三菱重工業の子会社で、食品包装機械の製造を手がける三菱重工機械システム(神戸市、小嶋聡社長)は2段殺菌方式を採用したペットボトル飲料向け無菌充てんシステムを国内飲料メーカーの製造工場に納入した。すでに今年3月から稼働している。
ボトル成形前のプリフォーム(原形)を殺菌し、成形後のボトルを再度滅菌する2段方式で、飲料を加熱することなく、常温で無菌充てんすることができる。事前にボトルを滅菌しない「ホット充てんシステム」は飲料を加熱充てんすることで容器内面を殺菌する。2段殺菌方式は、このホット充てんに比べて、飲料自体の熱履歴(温度変化の履歴)が少ないことから風味が劣化しにくい。常温で充てんできるため、容器の薄肉化・軽量化にもつながる。

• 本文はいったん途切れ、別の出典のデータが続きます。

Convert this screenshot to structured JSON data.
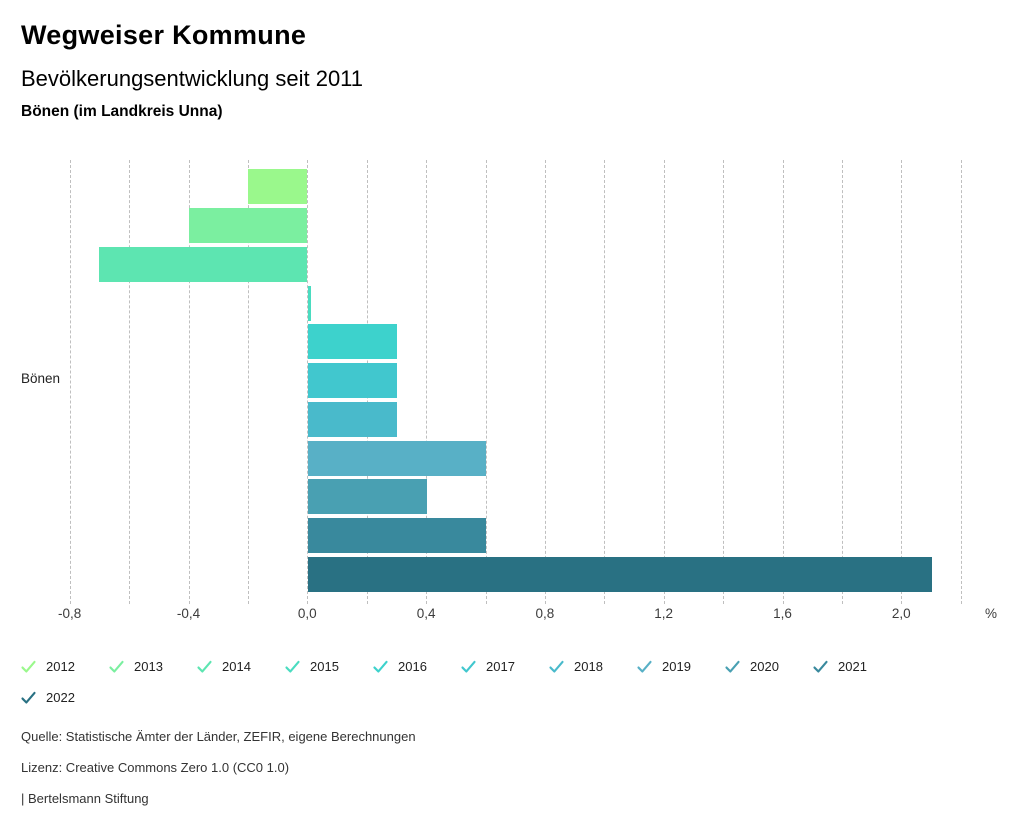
{
  "header": {
    "title": "Wegweiser Kommune",
    "subtitle": "Bevölkerungsentwicklung seit 2011",
    "region": "Bönen (im Landkreis Unna)"
  },
  "chart_data": {
    "type": "bar",
    "orientation": "horizontal",
    "title": "Bevölkerungsentwicklung seit 2011",
    "category": "Bönen",
    "series": [
      {
        "name": "2012",
        "value": -0.2,
        "color": "#9AF88C"
      },
      {
        "name": "2013",
        "value": -0.4,
        "color": "#7BEFA0"
      },
      {
        "name": "2014",
        "value": -0.7,
        "color": "#5DE5B1"
      },
      {
        "name": "2015",
        "value": 0.0,
        "color": "#4ADCC0"
      },
      {
        "name": "2016",
        "value": 0.3,
        "color": "#3DD2CC"
      },
      {
        "name": "2017",
        "value": 0.3,
        "color": "#41C7CE"
      },
      {
        "name": "2018",
        "value": 0.3,
        "color": "#49BACB"
      },
      {
        "name": "2019",
        "value": 0.6,
        "color": "#58B0C6"
      },
      {
        "name": "2020",
        "value": 0.4,
        "color": "#49A0B2"
      },
      {
        "name": "2021",
        "value": 0.6,
        "color": "#39899D"
      },
      {
        "name": "2022",
        "value": 2.1,
        "color": "#297183"
      }
    ],
    "xlim": [
      -0.9,
      2.3
    ],
    "grid_step": 0.2,
    "grid": true,
    "tick_values": [
      -0.8,
      -0.4,
      0.0,
      0.4,
      0.8,
      1.2,
      1.6,
      2.0
    ],
    "tick_labels": [
      "-0,8",
      "-0,4",
      "0,0",
      "0,4",
      "0,8",
      "1,2",
      "1,6",
      "2,0"
    ],
    "unit_label": "%",
    "legend_position": "bottom",
    "gridline_color": "#BFBFBF"
  },
  "footer": {
    "source": "Quelle: Statistische Ämter der Länder, ZEFIR, eigene Berechnungen",
    "license": "Lizenz: Creative Commons Zero 1.0 (CC0 1.0)",
    "attribution": "| Bertelsmann Stiftung"
  }
}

国内飲料メーカーの製造工場に納入した2段殺菌方式の無菌充てんシステム
さらに、従来のボトル殺菌方式と比較して設置面積を30%縮小し、滅菌薬剤使用量を25%削減したほか、無菌エアによるすすぎ工程を実現したことで無菌水を不要にするなど、製造時の薬剤と水の使用量を大きく減らした。
三菱重工機械システムによれば、ペットボトル飲料を生産する国内工場の約80%で無菌充てんシステムが採用されているという。新型の2段殺菌方式はこれまでに国内飲料メーカーが国内外の工場に2台導入しており、今回が3台目となる。同社は「次世代の無菌充てんシステム」として国内外で提案を強化する。